MILAN - C'est déjà le milieu de la nuit pour Milan, qui a été hué à juste titre à San Siro après la défaite à domicile contre Benfica lors du premier match de la Ligue Europa. Rien n'est compromis, mais le sentiment est qu'en jouant ainsi, Milan progressera peu cette saison tant en Europe qu'en championnat, sachant que le souvenir du nul audacieux à Rome contre la Lazio est très frais.

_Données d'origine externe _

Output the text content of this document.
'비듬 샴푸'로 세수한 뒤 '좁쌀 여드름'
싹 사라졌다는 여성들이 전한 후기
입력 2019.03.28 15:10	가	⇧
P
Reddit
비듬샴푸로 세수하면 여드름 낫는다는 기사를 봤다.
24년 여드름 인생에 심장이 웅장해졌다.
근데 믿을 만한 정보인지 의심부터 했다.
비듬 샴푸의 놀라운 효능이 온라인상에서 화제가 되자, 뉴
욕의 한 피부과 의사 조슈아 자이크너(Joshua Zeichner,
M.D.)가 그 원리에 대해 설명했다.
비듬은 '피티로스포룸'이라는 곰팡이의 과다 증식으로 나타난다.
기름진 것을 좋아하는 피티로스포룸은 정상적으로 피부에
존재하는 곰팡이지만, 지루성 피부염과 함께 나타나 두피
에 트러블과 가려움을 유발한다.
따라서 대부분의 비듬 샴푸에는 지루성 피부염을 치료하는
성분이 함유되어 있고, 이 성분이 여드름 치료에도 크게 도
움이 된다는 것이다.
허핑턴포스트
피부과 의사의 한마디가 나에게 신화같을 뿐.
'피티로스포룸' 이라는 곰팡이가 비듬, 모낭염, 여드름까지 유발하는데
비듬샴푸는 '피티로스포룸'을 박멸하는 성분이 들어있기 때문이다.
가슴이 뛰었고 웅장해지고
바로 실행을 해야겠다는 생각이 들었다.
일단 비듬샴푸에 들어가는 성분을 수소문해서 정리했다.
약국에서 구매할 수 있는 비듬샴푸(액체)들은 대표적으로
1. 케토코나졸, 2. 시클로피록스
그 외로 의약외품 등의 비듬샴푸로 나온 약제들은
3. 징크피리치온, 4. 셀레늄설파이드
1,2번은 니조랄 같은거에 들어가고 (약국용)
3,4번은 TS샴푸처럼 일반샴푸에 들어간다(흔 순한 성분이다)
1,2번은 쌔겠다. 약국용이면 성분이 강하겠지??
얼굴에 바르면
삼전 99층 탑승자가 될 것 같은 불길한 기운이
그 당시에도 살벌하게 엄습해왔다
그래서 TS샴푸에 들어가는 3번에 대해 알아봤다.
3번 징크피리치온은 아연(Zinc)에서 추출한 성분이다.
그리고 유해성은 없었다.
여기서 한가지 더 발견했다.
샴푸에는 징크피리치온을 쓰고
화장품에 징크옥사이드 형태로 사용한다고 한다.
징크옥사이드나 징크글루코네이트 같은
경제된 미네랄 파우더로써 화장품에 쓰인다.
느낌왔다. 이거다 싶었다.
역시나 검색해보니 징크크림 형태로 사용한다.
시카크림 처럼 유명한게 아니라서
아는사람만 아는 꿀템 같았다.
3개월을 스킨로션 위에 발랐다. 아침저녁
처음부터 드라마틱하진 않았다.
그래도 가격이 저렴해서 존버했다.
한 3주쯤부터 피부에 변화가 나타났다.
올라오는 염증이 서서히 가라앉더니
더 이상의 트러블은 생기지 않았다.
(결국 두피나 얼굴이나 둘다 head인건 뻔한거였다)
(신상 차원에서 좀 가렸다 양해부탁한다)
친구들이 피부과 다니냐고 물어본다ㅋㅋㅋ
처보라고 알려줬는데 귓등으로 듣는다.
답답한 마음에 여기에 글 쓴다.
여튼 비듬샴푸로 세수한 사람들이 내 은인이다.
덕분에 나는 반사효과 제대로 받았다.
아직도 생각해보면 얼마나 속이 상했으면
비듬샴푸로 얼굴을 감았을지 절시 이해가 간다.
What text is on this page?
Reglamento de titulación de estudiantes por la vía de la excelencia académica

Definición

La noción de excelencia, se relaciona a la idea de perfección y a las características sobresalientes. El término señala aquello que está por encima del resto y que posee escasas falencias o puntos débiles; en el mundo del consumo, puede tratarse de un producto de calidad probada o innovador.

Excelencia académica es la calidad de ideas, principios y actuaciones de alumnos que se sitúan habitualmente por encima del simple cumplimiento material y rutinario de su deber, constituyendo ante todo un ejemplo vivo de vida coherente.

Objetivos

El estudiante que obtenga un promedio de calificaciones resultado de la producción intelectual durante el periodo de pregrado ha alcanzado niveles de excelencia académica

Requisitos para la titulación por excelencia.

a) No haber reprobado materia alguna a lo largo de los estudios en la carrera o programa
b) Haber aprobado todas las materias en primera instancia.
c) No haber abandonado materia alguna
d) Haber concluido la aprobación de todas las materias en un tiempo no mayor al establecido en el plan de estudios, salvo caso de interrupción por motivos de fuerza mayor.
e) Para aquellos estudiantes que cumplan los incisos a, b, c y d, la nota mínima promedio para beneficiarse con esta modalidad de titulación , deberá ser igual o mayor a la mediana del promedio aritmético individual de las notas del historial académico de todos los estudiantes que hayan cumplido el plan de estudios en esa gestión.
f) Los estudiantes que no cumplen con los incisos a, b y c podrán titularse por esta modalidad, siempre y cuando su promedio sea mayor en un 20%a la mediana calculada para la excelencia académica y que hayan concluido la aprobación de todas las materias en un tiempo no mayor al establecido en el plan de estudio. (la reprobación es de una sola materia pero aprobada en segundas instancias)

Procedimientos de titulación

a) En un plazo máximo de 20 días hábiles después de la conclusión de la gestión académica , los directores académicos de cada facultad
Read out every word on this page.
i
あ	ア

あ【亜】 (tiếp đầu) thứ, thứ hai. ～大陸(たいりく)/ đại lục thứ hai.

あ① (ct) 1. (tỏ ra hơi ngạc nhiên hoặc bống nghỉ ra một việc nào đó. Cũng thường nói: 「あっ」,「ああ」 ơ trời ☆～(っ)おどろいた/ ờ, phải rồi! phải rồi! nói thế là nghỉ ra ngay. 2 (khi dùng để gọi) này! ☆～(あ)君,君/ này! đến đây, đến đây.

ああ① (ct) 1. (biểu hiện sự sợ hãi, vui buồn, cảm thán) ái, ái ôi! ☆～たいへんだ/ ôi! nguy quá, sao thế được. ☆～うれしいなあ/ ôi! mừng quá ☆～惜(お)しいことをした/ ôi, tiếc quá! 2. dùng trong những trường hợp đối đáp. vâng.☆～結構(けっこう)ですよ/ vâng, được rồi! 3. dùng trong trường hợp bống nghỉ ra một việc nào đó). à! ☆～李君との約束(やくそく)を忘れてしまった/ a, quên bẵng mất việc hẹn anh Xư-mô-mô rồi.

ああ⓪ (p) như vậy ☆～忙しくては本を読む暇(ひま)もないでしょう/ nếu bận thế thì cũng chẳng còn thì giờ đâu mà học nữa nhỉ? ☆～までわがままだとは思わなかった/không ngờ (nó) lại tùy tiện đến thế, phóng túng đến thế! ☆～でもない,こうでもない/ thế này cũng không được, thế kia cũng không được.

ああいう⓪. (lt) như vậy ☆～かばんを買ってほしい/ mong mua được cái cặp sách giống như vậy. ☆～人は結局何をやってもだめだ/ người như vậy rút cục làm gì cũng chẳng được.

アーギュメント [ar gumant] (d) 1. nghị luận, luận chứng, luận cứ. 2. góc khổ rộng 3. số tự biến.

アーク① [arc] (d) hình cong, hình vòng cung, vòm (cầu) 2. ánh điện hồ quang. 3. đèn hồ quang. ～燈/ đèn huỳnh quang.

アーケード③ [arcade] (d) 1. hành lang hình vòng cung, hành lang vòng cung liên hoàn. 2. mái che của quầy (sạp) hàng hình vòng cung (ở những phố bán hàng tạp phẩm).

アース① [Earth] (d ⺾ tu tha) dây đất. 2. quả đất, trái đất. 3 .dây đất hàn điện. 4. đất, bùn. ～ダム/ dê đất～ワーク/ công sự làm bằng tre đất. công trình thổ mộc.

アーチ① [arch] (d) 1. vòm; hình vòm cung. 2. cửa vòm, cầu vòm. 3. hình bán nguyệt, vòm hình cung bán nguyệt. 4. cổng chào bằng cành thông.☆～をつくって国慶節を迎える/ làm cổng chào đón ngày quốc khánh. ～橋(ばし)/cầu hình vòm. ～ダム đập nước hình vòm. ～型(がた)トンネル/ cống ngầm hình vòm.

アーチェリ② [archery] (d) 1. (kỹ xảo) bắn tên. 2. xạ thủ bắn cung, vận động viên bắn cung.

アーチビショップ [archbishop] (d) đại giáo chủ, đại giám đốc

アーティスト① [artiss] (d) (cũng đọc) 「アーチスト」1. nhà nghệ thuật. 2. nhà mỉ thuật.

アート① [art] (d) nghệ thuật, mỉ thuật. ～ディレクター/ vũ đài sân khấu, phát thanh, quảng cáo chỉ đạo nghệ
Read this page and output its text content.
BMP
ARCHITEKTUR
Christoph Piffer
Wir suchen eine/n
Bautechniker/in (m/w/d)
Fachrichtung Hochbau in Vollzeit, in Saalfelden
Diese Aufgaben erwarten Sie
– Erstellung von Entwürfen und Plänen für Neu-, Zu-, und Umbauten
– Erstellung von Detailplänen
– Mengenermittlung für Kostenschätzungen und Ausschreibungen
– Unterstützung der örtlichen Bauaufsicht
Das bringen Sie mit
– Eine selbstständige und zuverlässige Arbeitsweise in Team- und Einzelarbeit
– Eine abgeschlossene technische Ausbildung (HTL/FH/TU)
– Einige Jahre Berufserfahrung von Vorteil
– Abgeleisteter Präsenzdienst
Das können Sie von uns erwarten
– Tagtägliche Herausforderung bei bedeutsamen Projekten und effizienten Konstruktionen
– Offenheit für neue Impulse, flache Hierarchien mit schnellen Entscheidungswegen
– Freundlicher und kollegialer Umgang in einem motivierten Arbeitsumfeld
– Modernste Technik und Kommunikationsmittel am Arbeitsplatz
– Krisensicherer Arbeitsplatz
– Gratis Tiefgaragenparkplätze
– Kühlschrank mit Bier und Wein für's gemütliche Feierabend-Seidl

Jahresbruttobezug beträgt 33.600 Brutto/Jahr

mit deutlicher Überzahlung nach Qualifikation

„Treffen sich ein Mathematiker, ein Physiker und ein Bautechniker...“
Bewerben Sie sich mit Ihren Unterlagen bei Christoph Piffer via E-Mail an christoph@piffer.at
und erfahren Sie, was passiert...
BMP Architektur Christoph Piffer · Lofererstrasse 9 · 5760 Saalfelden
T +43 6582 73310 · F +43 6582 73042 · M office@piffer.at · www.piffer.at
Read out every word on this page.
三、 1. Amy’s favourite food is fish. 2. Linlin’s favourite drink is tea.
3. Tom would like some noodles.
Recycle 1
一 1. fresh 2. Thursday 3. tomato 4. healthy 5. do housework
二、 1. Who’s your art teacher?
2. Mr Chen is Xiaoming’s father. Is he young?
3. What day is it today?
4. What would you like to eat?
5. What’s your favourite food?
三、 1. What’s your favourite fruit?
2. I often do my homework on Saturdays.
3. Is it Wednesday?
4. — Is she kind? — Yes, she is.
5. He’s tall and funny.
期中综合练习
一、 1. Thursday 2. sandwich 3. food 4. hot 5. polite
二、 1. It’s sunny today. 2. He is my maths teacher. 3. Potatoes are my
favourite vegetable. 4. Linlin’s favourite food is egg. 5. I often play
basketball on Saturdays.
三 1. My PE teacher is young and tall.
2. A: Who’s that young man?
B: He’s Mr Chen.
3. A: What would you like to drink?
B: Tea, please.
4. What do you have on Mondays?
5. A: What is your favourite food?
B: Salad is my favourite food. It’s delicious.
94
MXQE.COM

Les deux matches présentaient des similitudes troublantes, qui doivent nécessiter une réflexion importante à tous les niveaux de la société. Ruben Amorim est un entraîneur de bon cœur : après avoir donné une fois à la Lazio samedi, il a fait de même hier soir contre Benfica. Cela est également dû à des choix difficiles à comprendre lors de la constitution de l'effectif : les Portugais ont changé cinq joueurs par rapport à la Roma (Terracciano pour Gila, Jashari pour Modric, Musah pour Rabiot, Bartesaghi pour Estupinan, Hutchinson pour Loftus-Cheek), ce qui peut aussi s'inscrire dans une logique de rotations, mais la décision de remettre le premier maillot de départ de la saison à Terracciano et Hutchinson est apparue surprenante et, de même, l'exclusion de Moreira est titulaire onze après le doublé à l'Olimpico.

Marco Silva, attendu du grand match contre Porto dimanche, a écarté neuf (!) titulaires, laissant dans un premier temps Pavlidis (14 buts dans la saison) et Prestianni (le joueur le plus talentueux du deck à sa disposition) sur le banc, mais il a démontré qu'il avait très bien préparé le match : il a suffi de se placer en phase défensive avec un 5-4-1 en gardant les lignes serrées pour insérer un bug dans le petit jeu produit par Milan.

La seule exception par rapport à samedi est le fait que Benfica n'a marqué qu'un seul but en première mi-temps, avec Lukebakio, cette fois-ci vainement poursuivi par Bartesaghi. Au moment du tir, cependant, le facteur décisif a été le fait que Jashari n'a pas raccourci le Belge : une erreur doublement grave car une minute plus tôt Lukebakio avait frappé - toujours du gauche - de la même manière.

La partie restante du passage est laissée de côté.